Nah. Sensationalist journalism. Have you noticed that *literally* any divert involving a Boeing is making front page news?

I’d like to know what exactly those failed audit portions were for. Those 33 could be serious issues or extremely minor in the process.


All I know is the media is hounding on anything Boeing, for views and ratings.
 
Nah. Sensationalist journalism. Have you noticed that *literally* any divert involving a Boeing is making front page news?

I’d like to know what exactly those failed audit portions were for. Those 33 could be serious issues or extremely minor in the process.


All I know is the media is hounding on anything Boeing, for views and ratings.

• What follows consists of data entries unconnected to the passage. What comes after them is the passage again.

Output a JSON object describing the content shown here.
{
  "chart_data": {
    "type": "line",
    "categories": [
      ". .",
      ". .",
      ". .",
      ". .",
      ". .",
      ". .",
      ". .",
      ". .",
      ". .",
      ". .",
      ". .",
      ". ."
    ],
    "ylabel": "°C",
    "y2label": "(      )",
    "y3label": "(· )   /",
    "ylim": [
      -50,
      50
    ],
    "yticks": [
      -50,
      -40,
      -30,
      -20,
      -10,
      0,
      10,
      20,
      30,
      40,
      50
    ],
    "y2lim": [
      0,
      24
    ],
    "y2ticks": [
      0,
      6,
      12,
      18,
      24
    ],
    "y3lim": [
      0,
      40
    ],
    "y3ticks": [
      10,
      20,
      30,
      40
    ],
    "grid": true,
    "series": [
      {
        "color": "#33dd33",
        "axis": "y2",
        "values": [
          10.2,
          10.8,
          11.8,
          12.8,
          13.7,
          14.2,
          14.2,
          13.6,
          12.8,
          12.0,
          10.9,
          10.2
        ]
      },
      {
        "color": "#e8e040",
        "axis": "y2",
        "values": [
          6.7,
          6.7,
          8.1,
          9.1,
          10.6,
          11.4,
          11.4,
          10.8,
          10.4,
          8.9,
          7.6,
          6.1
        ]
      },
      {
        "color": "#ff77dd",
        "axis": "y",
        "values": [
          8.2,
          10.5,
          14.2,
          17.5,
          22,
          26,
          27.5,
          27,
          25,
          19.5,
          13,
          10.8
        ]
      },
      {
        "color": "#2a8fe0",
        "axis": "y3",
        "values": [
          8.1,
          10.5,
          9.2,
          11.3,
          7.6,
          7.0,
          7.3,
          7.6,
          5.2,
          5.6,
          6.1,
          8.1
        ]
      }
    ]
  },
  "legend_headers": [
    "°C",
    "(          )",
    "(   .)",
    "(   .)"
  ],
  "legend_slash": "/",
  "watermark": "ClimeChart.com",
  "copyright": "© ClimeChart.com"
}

You really are trying to be the antagonist on here just to seek attention aren't you? You really need to go find some hobbies.
 
Nah. Sensationalist journalism. Have you noticed that *literally* any divert involving a Boeing is making front page news?

I’d like to know what exactly those failed audit portions were for. Those 33 could be serious issues or extremely minor in the process.


All I know is the media is hounding on anything Boeing, for views and ratings.

Boeing doesn’t get the benefit of the doubt anymore. Sorry.

This is far beyond “it happens at other manufacturers” territory. There is a systemic rot at Boeing that they seem wholly incapable of stopping.

They’re reaping the rewards of literal decades of incompetence. There was a period of time when Boeing diverted 92% of its cash flow to stock buy-backs. Perhaps they wouldn’t have fallen so far behind Airbus if they focused more on engineering and manufacturing and less on boosting their share price.

You aren’t arguing in good faith comparing Boeing’s plight to other manufacturers. The same top-down systemic rot just doesn’t exist on this level at Embraer or Airbus, etc.